Even if you do view acting this way, doesn’t this moment call for more good faith? Trailers are meant to get people talking and even judging, so fair’s fair, but at a time when Cooper can’t speak for himself because of the SAG-AFTRA strike, why not be more curious? Sitting in the makeup chair every morning to have complicated elements applied to one’s face—an actor’s greatest instrument—is a hard, physically uncomfortable, time-consuming way to begin each shooting day, so let’s assume that he, as both the director and star, had a more considered set of reasons for doing it than “I wanna look Jewish.” And let’s also assume that those reasons may be more apparent in the movie than in a two-minute teaser. That is not a plea for everybody to be nice to the rich, handsome movie star, only to make room for the interesting question of why Cooper felt he wanted or needed this metamorphosis instead of jumping to the worst possible accusation about it.

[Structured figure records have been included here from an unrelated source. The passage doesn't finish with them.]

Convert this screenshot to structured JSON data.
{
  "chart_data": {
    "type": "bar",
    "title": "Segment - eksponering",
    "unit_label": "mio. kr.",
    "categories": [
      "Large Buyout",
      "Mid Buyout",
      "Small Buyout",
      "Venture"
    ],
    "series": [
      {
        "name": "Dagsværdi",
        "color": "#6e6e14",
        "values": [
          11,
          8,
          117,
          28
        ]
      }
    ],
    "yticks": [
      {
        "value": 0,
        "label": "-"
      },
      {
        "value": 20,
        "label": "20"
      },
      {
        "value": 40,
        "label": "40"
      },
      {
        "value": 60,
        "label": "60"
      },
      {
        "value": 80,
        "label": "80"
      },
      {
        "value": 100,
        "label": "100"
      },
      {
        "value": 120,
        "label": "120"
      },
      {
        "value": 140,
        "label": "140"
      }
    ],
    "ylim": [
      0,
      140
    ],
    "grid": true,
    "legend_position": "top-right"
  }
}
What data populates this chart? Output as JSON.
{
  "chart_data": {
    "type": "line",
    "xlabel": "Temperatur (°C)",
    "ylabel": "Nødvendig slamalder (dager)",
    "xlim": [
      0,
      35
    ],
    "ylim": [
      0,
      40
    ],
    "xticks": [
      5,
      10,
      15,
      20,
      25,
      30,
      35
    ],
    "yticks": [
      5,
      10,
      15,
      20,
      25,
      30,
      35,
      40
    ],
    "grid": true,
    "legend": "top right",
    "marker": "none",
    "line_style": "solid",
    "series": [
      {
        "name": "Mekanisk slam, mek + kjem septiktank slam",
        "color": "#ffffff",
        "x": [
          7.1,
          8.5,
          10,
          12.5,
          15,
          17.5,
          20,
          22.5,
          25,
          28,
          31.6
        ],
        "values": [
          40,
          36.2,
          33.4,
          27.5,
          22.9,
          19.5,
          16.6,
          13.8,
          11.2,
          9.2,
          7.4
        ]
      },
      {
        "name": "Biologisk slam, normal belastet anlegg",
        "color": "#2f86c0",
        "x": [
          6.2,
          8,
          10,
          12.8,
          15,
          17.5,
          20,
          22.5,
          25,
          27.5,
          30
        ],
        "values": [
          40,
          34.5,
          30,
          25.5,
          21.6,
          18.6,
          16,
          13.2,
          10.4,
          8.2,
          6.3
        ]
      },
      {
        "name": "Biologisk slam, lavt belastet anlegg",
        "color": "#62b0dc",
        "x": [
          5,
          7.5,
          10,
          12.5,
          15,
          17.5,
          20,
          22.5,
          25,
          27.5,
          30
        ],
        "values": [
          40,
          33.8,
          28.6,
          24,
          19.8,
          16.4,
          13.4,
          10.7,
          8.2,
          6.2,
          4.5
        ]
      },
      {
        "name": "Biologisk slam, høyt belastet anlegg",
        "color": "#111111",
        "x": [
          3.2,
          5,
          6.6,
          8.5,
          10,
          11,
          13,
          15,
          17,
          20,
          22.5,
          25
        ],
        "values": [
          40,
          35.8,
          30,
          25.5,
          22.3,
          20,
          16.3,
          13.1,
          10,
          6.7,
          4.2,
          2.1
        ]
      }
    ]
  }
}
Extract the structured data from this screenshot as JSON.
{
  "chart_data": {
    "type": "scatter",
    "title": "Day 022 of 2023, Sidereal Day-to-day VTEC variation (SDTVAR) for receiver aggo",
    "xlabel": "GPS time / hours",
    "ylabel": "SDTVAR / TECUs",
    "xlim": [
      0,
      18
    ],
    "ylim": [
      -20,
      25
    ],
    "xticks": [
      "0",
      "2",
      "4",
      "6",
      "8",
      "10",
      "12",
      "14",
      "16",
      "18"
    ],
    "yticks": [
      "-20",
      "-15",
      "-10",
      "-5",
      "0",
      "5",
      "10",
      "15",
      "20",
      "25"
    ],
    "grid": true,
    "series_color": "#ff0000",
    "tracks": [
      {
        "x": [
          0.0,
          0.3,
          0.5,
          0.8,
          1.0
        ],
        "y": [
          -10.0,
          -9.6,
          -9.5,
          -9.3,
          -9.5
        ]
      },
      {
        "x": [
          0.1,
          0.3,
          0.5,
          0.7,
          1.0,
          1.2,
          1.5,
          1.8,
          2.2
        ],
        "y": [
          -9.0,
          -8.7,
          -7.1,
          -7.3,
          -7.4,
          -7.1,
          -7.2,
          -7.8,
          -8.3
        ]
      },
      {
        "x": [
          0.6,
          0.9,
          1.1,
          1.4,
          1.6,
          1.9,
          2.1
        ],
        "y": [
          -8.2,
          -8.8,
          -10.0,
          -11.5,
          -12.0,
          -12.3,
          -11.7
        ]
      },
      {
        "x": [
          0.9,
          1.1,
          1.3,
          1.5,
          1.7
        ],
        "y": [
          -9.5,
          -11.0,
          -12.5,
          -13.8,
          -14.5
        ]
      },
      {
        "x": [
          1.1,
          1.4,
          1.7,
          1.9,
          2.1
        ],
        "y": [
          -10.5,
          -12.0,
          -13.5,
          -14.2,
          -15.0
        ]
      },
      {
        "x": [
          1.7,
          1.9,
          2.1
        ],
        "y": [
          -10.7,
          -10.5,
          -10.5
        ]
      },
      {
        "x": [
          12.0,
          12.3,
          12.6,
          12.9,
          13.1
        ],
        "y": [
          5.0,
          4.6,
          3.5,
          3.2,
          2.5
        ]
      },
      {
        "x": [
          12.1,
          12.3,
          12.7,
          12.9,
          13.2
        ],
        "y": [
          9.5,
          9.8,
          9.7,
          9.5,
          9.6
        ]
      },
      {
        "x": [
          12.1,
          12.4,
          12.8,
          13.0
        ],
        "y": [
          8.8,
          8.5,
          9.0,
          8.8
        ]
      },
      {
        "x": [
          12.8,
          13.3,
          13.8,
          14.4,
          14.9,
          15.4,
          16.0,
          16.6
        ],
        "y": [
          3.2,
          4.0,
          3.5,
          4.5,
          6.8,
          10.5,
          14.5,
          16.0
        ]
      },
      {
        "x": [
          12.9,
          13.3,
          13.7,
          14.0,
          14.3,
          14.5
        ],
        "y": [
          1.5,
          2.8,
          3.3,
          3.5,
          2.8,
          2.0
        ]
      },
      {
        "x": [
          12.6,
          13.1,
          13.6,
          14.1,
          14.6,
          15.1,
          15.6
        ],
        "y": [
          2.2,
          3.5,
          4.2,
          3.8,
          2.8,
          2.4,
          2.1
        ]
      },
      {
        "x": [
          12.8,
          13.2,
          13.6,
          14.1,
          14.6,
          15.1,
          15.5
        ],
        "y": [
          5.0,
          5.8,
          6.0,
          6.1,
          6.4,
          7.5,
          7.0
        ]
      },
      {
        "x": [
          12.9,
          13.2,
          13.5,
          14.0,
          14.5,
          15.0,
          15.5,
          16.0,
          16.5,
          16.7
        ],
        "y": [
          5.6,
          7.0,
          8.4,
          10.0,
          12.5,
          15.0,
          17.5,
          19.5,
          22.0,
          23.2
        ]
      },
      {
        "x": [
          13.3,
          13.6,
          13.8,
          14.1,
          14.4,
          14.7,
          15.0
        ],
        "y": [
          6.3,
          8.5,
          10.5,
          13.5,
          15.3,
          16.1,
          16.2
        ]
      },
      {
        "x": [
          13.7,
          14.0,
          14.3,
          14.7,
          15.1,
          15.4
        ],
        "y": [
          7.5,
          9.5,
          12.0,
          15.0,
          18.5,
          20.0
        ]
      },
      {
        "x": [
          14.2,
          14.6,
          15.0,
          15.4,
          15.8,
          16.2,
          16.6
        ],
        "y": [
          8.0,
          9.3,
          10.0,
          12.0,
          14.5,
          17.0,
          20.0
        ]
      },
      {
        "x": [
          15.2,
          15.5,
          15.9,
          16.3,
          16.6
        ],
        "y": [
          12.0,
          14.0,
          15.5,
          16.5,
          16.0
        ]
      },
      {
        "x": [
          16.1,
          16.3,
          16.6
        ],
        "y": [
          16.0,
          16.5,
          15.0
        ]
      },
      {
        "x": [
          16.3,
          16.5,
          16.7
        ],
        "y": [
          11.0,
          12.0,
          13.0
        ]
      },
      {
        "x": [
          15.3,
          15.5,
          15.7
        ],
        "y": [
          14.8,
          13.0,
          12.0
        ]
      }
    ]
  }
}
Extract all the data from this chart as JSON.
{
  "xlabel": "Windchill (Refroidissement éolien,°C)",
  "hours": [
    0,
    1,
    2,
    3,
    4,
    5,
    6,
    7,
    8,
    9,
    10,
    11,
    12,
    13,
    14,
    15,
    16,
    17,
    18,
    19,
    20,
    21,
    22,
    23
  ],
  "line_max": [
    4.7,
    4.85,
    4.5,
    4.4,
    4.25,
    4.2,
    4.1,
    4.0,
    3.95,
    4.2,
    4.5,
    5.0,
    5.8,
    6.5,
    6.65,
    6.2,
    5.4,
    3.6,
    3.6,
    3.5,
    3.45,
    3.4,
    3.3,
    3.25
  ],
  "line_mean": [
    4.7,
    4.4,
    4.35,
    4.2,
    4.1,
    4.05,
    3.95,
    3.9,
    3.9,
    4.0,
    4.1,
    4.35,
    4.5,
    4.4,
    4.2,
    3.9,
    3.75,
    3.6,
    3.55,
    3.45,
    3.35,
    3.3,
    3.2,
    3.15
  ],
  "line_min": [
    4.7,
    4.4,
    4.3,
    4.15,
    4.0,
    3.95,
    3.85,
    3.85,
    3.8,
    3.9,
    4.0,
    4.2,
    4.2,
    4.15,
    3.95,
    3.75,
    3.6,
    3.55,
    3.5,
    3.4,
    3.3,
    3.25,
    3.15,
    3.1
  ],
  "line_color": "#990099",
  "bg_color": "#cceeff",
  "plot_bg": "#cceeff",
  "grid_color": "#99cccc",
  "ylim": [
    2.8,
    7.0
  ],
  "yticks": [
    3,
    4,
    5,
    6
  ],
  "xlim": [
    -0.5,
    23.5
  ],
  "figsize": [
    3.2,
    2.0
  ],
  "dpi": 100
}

I am not in sympathy with a view of acting that centers an actor’s identity rather than a character, or with the blanket disqualification of certain kinds of transformational artistry that is inherent in that approach, and I’m troubled when Jewishness is enlisted to support it. To start with, Jewishness is neither a characteristic nor a word that can support any assumption about experience or internal feeling. I’m Jewish, and was raised culturally Jewish, but because I had a Jewish father and a Catholic mother and am therefore not a matrilineal Jew, I grew up hearing from various schmucks and nudniks that I was “not really Jewish,” “not technically Jewish,” and “not Jewish enough.” I bring this up only to note one area in which the comparison to blackface is useful, which is that, just like any ethnic minority, Jews are an astonishingly heterogeneous people, physically, intellectually, politically, culturally, religiously, and experientially. Our upbringings and backgrounds vary vastly, the intensity of our faith runs along an immense spectrum, and what we believe and what we have lived is absolutely uncategorizable by any single generality. There’s a reason for the old joke that if you want to start a fight, all you have to do is “put two Jews in a room.” No two of us are alike.

So when I hear “Only Jews should play Jews,” what rings in my ears is overanxiety from some members of my religious cohort and ignorance from outside it. I won’t belabor the anxiety here. (But hey, put me in a room with a Jew who’s upset about Maestro and I’ll make that joke come true!) I’ll just say that I don’t think any argument about the systematic denial of opportunity to Jews in [checks notes] the Hollywood entertainment business is going to stand up very well to scrutiny. We are not so direly mistreated by movies and television that we need a category of role reserved for us, and as for having the right to tell our own stories, we tell them (and many others, as everyone should have the opportunity to do) all the time. It’s the righteous certainty that I find cringe-inducing, containing as it does the assumption that all Jews share some deep, ineffable, biographical commonality, some ooky-spooky cross-generational muscle memory or psychic bond that hyper-qualifies us for certain acting assignments and should at least move us to the front of the line.

Here’s the thing: We don’t. And when, even with the most earnest intentions, people (some Jewish, some not) sentimentalize and insist upon the existence of that quality, that mysterious Jewish thing, they are not only advancing the dubious premise that any movie with a Jewish protagonist ought to be at least in part about Jewishness; they are making us into what we are not, a monolith, or worse, a stereotype. This belief ultimately siloes us, because the conviction that Jews are exceptionally qualified to play one thing will eventually be flipped against Jews when they go up for non-Jewish roles. When I hear a non-Jew insisting on the specialness of Jews, I don’t think, Oh, they’re looking out for us—how culturally sensitive. I just wait for the other shoe to drop. In 2023 America, in politics, in rhetoric, and on the social media site where all of this regularly gets fought out, antisemitism is staring us right in the face. We don’t need to waste time and energy trying to find it in a fake nose.